210 - THE PETERLOO MASSACRE

Peter Davison was never my Doctor. When I was I child it was Tom, when I was a teenager it was McCoy. As an adult it was Tennant and now Capaldi, but never Peter Davison. I didn’t dislike him as the Doctor, and find the man himself very affable, but his Doctor never really quite did it for me. Maybe it was just because he wasn’t Tom, or maybe I thought he was too young or had too many companions, or wasn’t playing the Doctor long enough to become established. Whatever the reason Peter Davison just wasn’t my Doctor, and do you know dear reader, I never thought he would be – but life as they say is full of surprises…
This particular surprise happened on Wednesday 16 March 2016, exactly 32 years since Peter’s last episode as the Doctor on TV. This was when I started to listen to this months main range release The Peterloo Massacre, because this is the story that has made Peter Davison my Doctor.
Momentous words indeed, but this is one of those very very special stories – it’s Doctor Who as it used to be in the Hartnell era, it’s a pure Historical with the TARDIS team caught up in tragic events unable to stop them happening. It’s also brilliantly written and acted and a damning social commentary on the attitudes towards the working classes by the wealthy in the early 1800’s. Doctor Who getting political, Peter Davison as a radical – bring it on!
The story begins with the TARDIS having to make an emergency landing after becoming lost in the smog of the industrial revolution. The Doctor, Nyssa and Tegan are taken in by rich industrialist called Mr Hurley (Robbie Stevens), a man full of bluster, pomp and self- importance, a “self made man” who has clearly forgotten his roots. Hurley is a mill owner and member of the local militia, and on a trip to his mill the Doctor and Tegan witness the appalling conditions in which his workers have to toil. They are little more than undernourished exhausted slaves. The Doctor can barely contain his rage and Tegan being Tegan, she’s a lot less tactless.
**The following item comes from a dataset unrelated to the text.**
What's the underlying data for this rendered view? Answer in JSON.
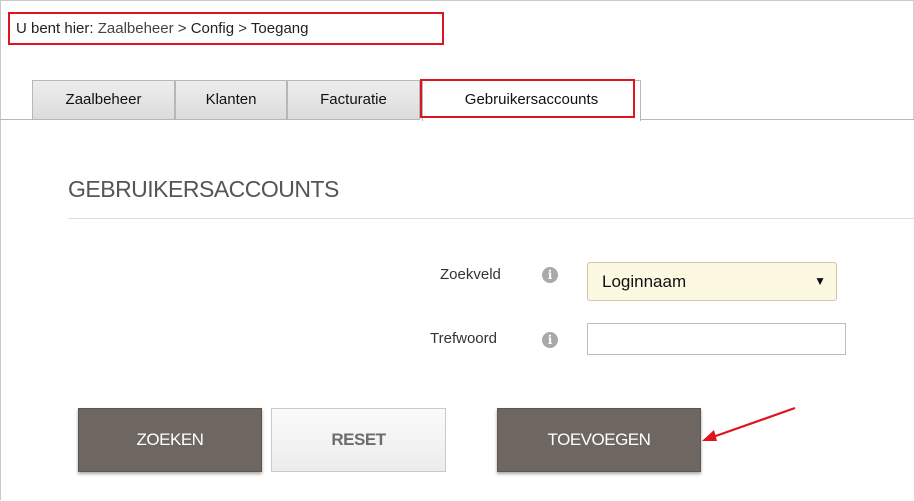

The plight of the workers and the yawning chasm in wealth and social status between rich and poor is almost too much for her to bear.
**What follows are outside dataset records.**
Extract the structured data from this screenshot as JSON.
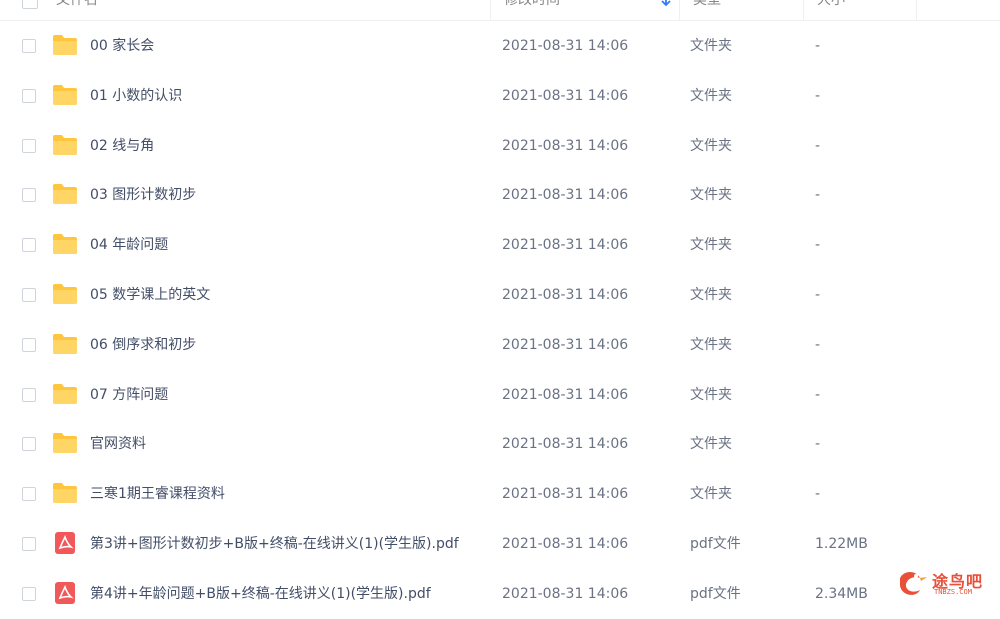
{
  "header": {
    "col_name": "文件名",
    "col_time": "修改时间",
    "col_type": "类型",
    "col_size": "大小"
  },
  "colors": {
    "folder": "#ffc53d",
    "pdf": "#f0585a",
    "sort_arrow": "#2f7cf6"
  },
  "files": [
    {
      "name": "00 家长会",
      "time": "2021-08-31 14:06",
      "type": "文件夹",
      "size": "-",
      "icon": "folder-icon"
    },
    {
      "name": "01 小数的认识",
      "time": "2021-08-31 14:06",
      "type": "文件夹",
      "size": "-",
      "icon": "folder-icon"
    },
    {
      "name": "02 线与角",
      "time": "2021-08-31 14:06",
      "type": "文件夹",
      "size": "-",
      "icon": "folder-icon"
    },
    {
      "name": "03 图形计数初步",
      "time": "2021-08-31 14:06",
      "type": "文件夹",
      "size": "-",
      "icon": "folder-icon"
    },
    {
      "name": "04 年龄问题",
      "time": "2021-08-31 14:06",
      "type": "文件夹",
      "size": "-",
      "icon": "folder-icon"
    },
    {
      "name": "05 数学课上的英文",
      "time": "2021-08-31 14:06",
      "type": "文件夹",
      "size": "-",
      "icon": "folder-icon"
    },
    {
      "name": "06 倒序求和初步",
      "time": "2021-08-31 14:06",
      "type": "文件夹",
      "size": "-",
      "icon": "folder-icon"
    },
    {
      "name": "07 方阵问题",
      "time": "2021-08-31 14:06",
      "type": "文件夹",
      "size": "-",
      "icon": "folder-icon"
    },
    {
      "name": "官网资料",
      "time": "2021-08-31 14:06",
      "type": "文件夹",
      "size": "-",
      "icon": "folder-icon"
    },
    {
      "name": "三寒1期王睿课程资料",
      "time": "2021-08-31 14:06",
      "type": "文件夹",
      "size": "-",
      "icon": "folder-icon"
    },
    {
      "name": "第3讲+图形计数初步+B版+终稿-在线讲义(1)(学生版).pdf",
      "time": "2021-08-31 14:06",
      "type": "pdf文件",
      "size": "1.22MB",
      "icon": "pdf-icon"
    },
    {
      "name": "第4讲+年龄问题+B版+终稿-在线讲义(1)(学生版).pdf",
      "time": "2021-08-31 14:06",
      "type": "pdf文件",
      "size": "2.34MB",
      "icon": "pdf-icon"
    }
  ],
  "watermark": {
    "text": "途鸟吧",
    "sub": "TNBZS.COM"
  }
}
Nyssa befriends house maid to the Hurley’s, Cathy Roberts, a young lady with a secret who is thrilled to have been selected as a speaker at the rally for workers rights at St. Peters Field. Cathy’s an intelligent, kind girl who in a different age would be fulfilling her potential as a solicitor or trade union convenor rather than being a servant, but such were the strict social conventions of the time. Her father thinks that the workers should “know their place” and be content with their lot. This situation is a powder keg about to go off in an horrific and brutal way. The date of August 16 1819 will always be remembered for the blood of innocents being spilled, of the day that the voices of the many were silenced by the cruelty of the few intent on protecting the social order for their own ends.
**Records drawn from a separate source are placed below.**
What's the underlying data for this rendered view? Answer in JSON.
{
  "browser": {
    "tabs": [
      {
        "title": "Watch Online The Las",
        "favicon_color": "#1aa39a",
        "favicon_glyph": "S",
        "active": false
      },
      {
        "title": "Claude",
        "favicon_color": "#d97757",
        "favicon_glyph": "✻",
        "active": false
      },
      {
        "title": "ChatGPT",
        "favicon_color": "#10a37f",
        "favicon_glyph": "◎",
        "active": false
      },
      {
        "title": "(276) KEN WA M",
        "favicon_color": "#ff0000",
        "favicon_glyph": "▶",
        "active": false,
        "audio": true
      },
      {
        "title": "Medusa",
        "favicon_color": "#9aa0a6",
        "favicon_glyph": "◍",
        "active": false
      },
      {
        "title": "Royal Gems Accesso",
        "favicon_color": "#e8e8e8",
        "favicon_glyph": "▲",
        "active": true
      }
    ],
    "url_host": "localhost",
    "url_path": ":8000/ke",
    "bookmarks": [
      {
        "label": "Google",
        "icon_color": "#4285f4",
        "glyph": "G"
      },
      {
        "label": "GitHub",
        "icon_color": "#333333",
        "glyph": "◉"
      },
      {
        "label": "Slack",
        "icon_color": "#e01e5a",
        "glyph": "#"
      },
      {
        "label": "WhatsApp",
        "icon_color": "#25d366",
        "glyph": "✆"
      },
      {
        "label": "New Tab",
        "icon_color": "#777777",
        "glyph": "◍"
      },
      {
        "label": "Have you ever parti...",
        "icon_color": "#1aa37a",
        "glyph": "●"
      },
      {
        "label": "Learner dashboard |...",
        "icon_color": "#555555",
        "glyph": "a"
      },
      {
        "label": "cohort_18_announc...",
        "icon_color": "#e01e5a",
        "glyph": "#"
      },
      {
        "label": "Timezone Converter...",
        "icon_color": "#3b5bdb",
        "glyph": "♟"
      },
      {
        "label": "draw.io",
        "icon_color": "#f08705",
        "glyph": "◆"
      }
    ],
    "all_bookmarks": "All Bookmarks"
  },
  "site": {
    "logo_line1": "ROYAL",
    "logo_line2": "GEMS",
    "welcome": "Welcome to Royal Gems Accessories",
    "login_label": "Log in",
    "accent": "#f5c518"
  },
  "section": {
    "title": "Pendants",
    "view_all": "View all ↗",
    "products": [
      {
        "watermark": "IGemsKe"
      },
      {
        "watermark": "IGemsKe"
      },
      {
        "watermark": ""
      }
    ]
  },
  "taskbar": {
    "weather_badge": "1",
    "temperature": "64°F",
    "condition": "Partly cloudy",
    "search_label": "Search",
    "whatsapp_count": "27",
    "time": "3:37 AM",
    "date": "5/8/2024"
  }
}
There are two exceptional cliffhangers in this story, part one where The Doctor finally realises what date in history they have arrived at, and episode three.
Episode three’s cliffhanger is cold and bleak and cruel and personifies the pointless cruelty of the ruling classes – hauntingly directed, acted with indigence, moral outrage and shame, the cliffhanger and its denouement must go down as one of the most shocking scenes in Doctor Who.
The day August 16 in 1819, should have gone peacefully, for the crowds were lively and loud, but not violent – shouting for better working conditions, democracy and bread. The powers that be, the lords, the landowners, even the Church, decided that the workers would not be heard. The protesters were read the riot act by a cowardly priest, were not even heard and mercilessly ridden down by cavalry and fired upon. This happened. As the Doctor says to Mr Hurley: “15 fatalities, 654 casualties”
Let me talk about Peter Davison for a moment. This is his standout performance as the Fifth Doctor, a tour-de-force of moral outrage, indignation, barley disguised contempt and anger. Here he is the Doctor I always wanted him to be – a radical taking a stand against injustice, a warrior battling against a system that is wrong and battling with words and intellect. After 32 years all the pieces have dropped into place and Peter Davison is finallymy Doctor.
This is an exceptional release and there have been a lot of those lately, but this really is something special. Paul Magrs, Jamie Anderson and all involved in the production can take a bow – this story can proudly stand shoulder-to-shoulder with the best of the best. This is an event in History I knew very little about and now want to find out more. Here isa good starting point. The events of the day led to a slow and creeping social change that led to increased democracy and representation for women. I will finish with a verse from Shelley’s poem about the Massacre – “The Masque of Anarchy”:
“Rise like Lions after slumber
In unvanquishable number,
Shake your chains to earth like dew
Which in sleep had fallen on you-
Ye are many – they are few.”
Humbled to have been able to listen to this: a true classic. 10/10.